I’ve been thinking
of writing a talk, perhaps for delivery one day in the Kelmscott coach house,
which would be entitled ‘Some Reflections on William Guest in News from Nowhere’, and which would attempt
to answer a series of questions about Morris’s utopian narrator that have
always interested and puzzled me. But
before I do so, I thought I’d share my thirteen questions and canvass the opinions of
readers of this blog. Are there other
issues which you think should be addressed about William Guest?
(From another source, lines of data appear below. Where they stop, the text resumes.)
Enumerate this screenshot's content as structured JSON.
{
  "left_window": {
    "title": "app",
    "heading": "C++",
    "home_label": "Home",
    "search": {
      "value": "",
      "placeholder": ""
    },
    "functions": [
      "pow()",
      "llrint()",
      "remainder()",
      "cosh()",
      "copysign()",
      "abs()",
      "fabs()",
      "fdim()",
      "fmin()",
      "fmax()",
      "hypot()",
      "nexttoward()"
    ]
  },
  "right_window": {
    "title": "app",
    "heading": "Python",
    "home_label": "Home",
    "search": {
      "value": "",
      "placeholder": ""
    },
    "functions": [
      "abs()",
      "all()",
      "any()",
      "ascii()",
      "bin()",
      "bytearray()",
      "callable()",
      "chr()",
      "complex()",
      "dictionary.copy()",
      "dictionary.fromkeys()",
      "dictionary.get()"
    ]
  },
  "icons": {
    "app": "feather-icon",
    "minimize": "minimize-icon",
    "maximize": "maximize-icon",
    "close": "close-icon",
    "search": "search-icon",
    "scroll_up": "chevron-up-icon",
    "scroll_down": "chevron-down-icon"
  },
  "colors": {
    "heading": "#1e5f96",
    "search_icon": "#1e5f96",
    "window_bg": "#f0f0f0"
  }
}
If so, please post them via the Comments facility below and perhaps we’ll arrive at a collective sense of what
intrigues us about this strange and memorable Morrisian character.
1.Why does he
behave so oddly at the political meeting that opens the book?
2.What do we
learn (or what can we infer) of his social background?
3.Is he or
isn’t he William Morris?
4.Why, when he
arrives in Nowhere, does he choose the surname ‘Guest’?
5.Why doesn’t
he just tell the Nowherians that he has come from another time instead of being
so evasive about this?
6.Why is he 56
years old? What is the textual function
or necessity of this fact?
7.Is he really
old Hammond’s grandfather, and how much does it matter if he is?
8.Is it really
his own literary works and visual image that he sees spread around Nowhere?
9.Does he
actually grow younger rowing up the Thames?
10.How many
times does he go swimming in the book?
11.Did he ever
really have a chance of a relationship with Ellen?
12.Would he
have done better with any of the other women in the book?
13.Why does he
have to go back to the 1890s, and how will he get on when he returns there?
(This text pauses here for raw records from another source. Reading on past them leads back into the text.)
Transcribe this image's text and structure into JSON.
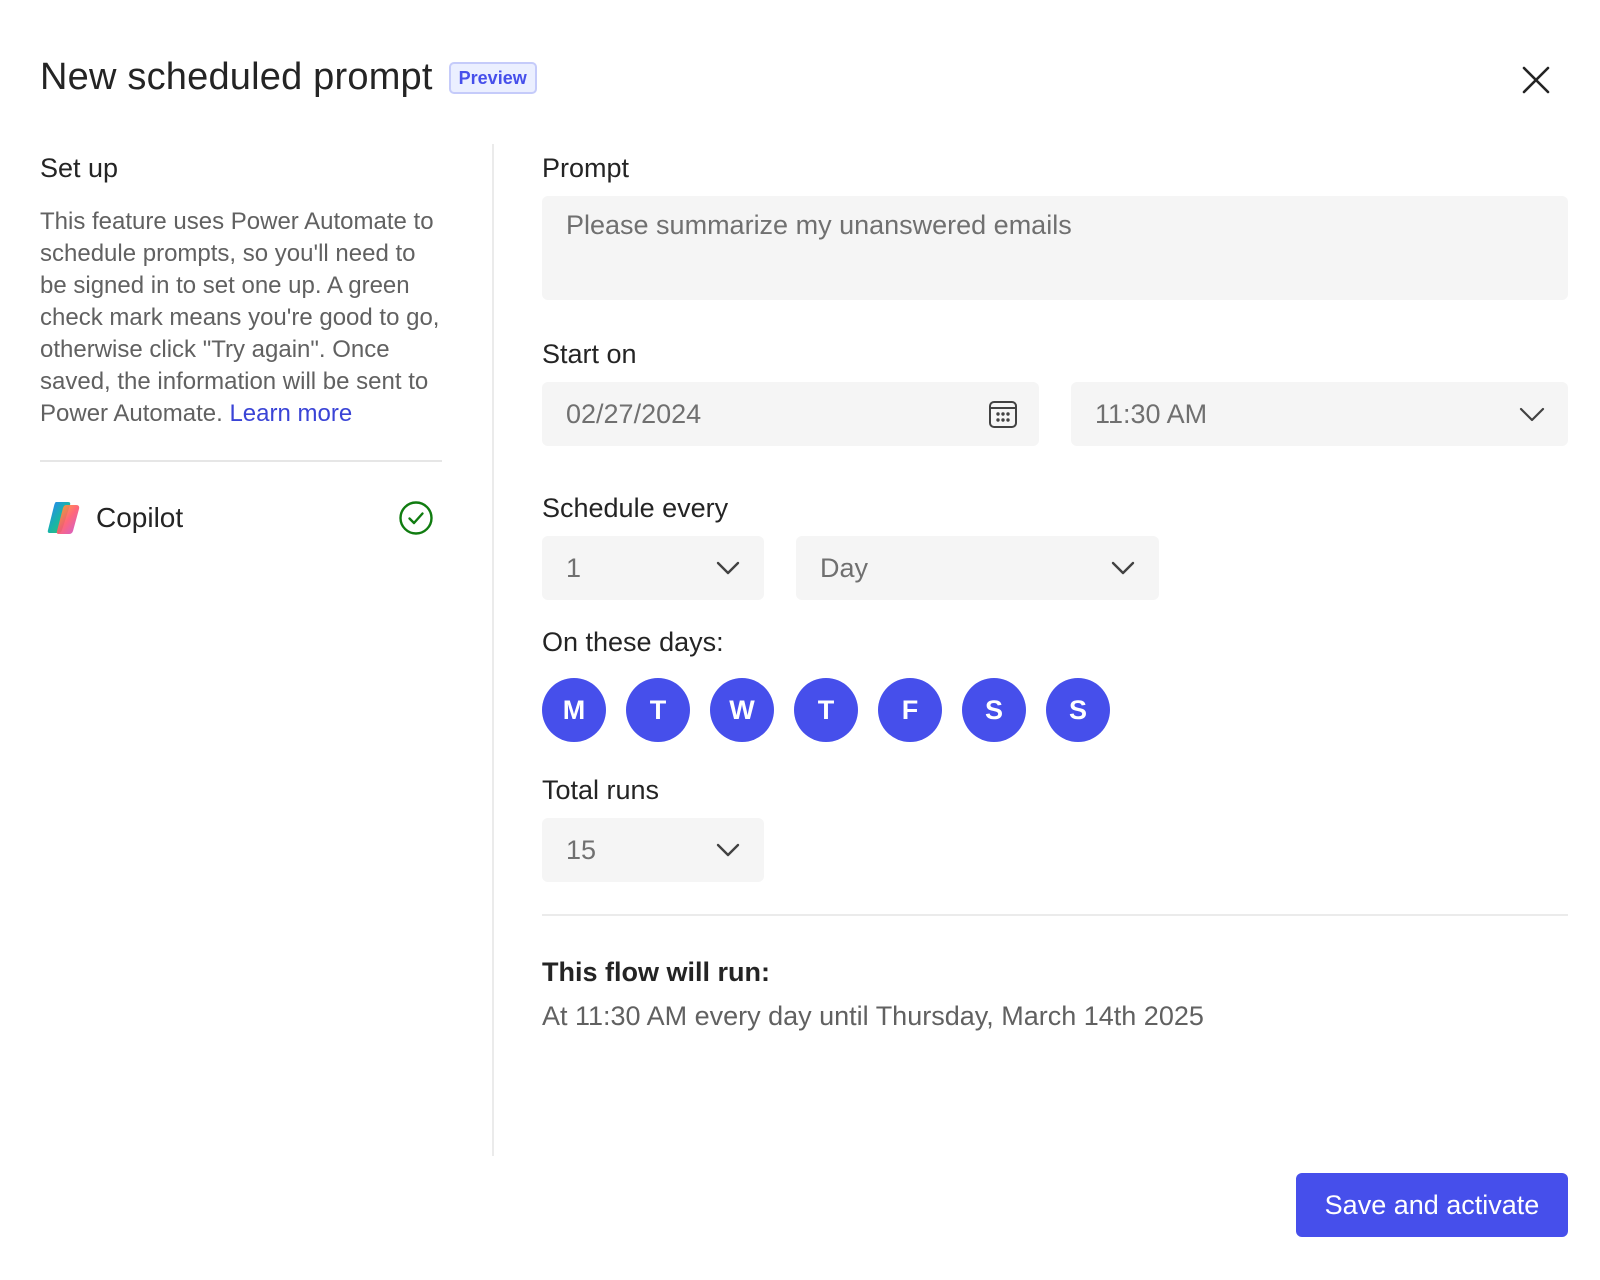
{
  "dialog": {
    "title": "New scheduled prompt",
    "badge": "Preview",
    "close_icon": "close-icon"
  },
  "setup": {
    "heading": "Set up",
    "description": "This feature uses Power Automate to schedule prompts, so you'll need to be signed in to set one up. A green check mark means you're good to go, otherwise click \"Try again\".  Once saved, the information will be sent to Power Automate.",
    "learn_more": "Learn more",
    "connection": {
      "name": "Copilot",
      "icon": "copilot-logo-icon",
      "status_icon": "check-circle-icon",
      "status_color": "#107c10"
    }
  },
  "form": {
    "prompt": {
      "label": "Prompt",
      "placeholder": "Please summarize my unanswered emails"
    },
    "start_on": {
      "label": "Start on",
      "date": "02/27/2024",
      "date_icon": "calendar-icon",
      "time": "11:30 AM",
      "time_icon": "chevron-down-icon"
    },
    "schedule_every": {
      "label": "Schedule every",
      "interval": "1",
      "unit": "Day"
    },
    "days": {
      "label": "On these days:",
      "items": [
        "M",
        "T",
        "W",
        "T",
        "F",
        "S",
        "S"
      ],
      "selected_color": "#464feb"
    },
    "total_runs": {
      "label": "Total runs",
      "value": "15"
    }
  },
  "summary": {
    "title": "This flow will run:",
    "text": "At 11:30 AM every day until Thursday, March 14th 2025"
  },
  "footer": {
    "save_label": "Save and activate",
    "accent": "#464feb"
  }
}
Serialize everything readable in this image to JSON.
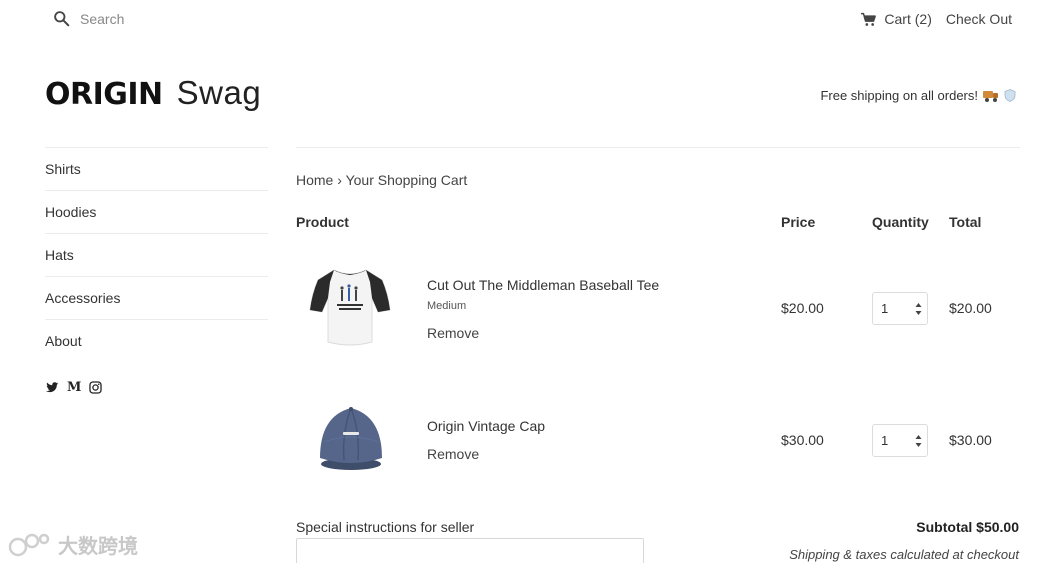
{
  "topbar": {
    "search_placeholder": "Search",
    "cart_label": "Cart (2)",
    "checkout_label": "Check Out"
  },
  "brand": {
    "logo_word": "ORIGIN",
    "logo_suffix": "Swag"
  },
  "header": {
    "shipping_banner": "Free shipping on all orders!"
  },
  "sidebar": {
    "items": [
      {
        "label": "Shirts"
      },
      {
        "label": "Hoodies"
      },
      {
        "label": "Hats"
      },
      {
        "label": "Accessories"
      },
      {
        "label": "About"
      }
    ],
    "socials": [
      "twitter-icon",
      "medium-icon",
      "instagram-icon"
    ]
  },
  "breadcrumb": {
    "home": "Home",
    "separator": "›",
    "current": "Your Shopping Cart"
  },
  "cart_table": {
    "headers": {
      "product": "Product",
      "price": "Price",
      "quantity": "Quantity",
      "total": "Total"
    },
    "items": [
      {
        "title": "Cut Out The Middleman Baseball Tee",
        "variant": "Medium",
        "remove_label": "Remove",
        "price": "$20.00",
        "quantity": "1",
        "total": "$20.00",
        "image_text": "CUT OUT THE MIDDLEMAN"
      },
      {
        "title": "Origin Vintage Cap",
        "variant": "",
        "remove_label": "Remove",
        "price": "$30.00",
        "quantity": "1",
        "total": "$30.00",
        "image_text": "ORIGIN"
      }
    ]
  },
  "footer": {
    "instructions_label": "Special instructions for seller",
    "subtotal": "Subtotal $50.00",
    "taxes_note": "Shipping & taxes calculated at checkout"
  },
  "watermark": {
    "text": "大数跨境"
  },
  "colors": {
    "text": "#333333",
    "muted": "#888888",
    "divider": "#ececec",
    "cap": "#4a5a7a",
    "shirt_sleeves": "#2b2b2b"
  }
}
I look forward to your thoughts!
3 comments:
Tony, other Morris scholars have raised questions about William Guest too! Here's James Buzard in 1990: "Who is this dreamer? where (in the narrative) does he originate? how are we brought into his mind?" (p.88). Or Patrick Parrinder in 1991: "Just who is Ellen, who is Guest, and how on earth did Guest reach the future in the first place?" (p.32).
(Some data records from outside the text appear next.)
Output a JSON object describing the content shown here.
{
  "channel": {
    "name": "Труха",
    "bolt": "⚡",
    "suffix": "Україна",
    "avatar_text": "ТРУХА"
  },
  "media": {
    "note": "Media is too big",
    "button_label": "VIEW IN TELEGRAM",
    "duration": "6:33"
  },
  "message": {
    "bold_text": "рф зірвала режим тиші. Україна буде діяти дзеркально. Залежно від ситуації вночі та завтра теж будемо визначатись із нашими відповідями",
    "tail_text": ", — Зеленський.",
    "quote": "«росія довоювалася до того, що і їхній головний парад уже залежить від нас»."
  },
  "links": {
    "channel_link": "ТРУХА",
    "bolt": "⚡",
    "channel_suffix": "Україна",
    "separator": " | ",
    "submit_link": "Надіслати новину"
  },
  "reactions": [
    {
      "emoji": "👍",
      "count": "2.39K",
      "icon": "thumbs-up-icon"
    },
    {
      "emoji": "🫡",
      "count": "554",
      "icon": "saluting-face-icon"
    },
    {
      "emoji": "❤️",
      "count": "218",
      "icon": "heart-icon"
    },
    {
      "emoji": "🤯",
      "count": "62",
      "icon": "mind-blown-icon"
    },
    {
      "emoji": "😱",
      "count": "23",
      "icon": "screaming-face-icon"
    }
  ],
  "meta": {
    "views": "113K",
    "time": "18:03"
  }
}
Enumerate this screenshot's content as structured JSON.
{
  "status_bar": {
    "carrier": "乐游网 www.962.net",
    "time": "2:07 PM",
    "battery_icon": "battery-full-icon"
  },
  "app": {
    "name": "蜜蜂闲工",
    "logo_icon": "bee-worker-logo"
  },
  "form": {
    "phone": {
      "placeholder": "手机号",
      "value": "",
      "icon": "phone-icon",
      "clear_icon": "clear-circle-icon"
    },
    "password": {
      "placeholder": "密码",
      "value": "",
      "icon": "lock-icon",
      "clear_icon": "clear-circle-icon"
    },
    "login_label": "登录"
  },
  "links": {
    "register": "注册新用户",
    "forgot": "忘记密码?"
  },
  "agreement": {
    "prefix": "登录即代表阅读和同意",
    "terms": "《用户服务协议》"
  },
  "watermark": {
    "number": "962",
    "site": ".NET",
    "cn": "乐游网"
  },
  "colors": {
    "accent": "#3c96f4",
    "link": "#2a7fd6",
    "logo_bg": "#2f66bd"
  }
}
Thanks for the references, I'll chase those up. I guess the crucial thing here is how interestingly one answers one's questions about the utopian visitor, rather than just the nature of the questions themselves! Though I also have a feeling that one can ask more interesting questions of Morris's William Guest than one can of other vistors to utopia - Edward Bellamy's Julian West, for example, or Thomas More's, Raphael Hythloday.
I think it helps to remember that NFN was a response to Bellamy's notion of a utopian future, and to see William Guest as a surrogate for himself as West was for Bellamy (and probably Hythloday for More). Not exactly the same person, but some (in each case) sympathetic to the author's point of view. Perhaps most of Guest's actions were designed to counter what Morris felt to be disagreeable about Bellamy's ideas.
My own lack of curiosity probably stems from my willingness to suspend disbelief in order simply to enjoy wandering through nowhere.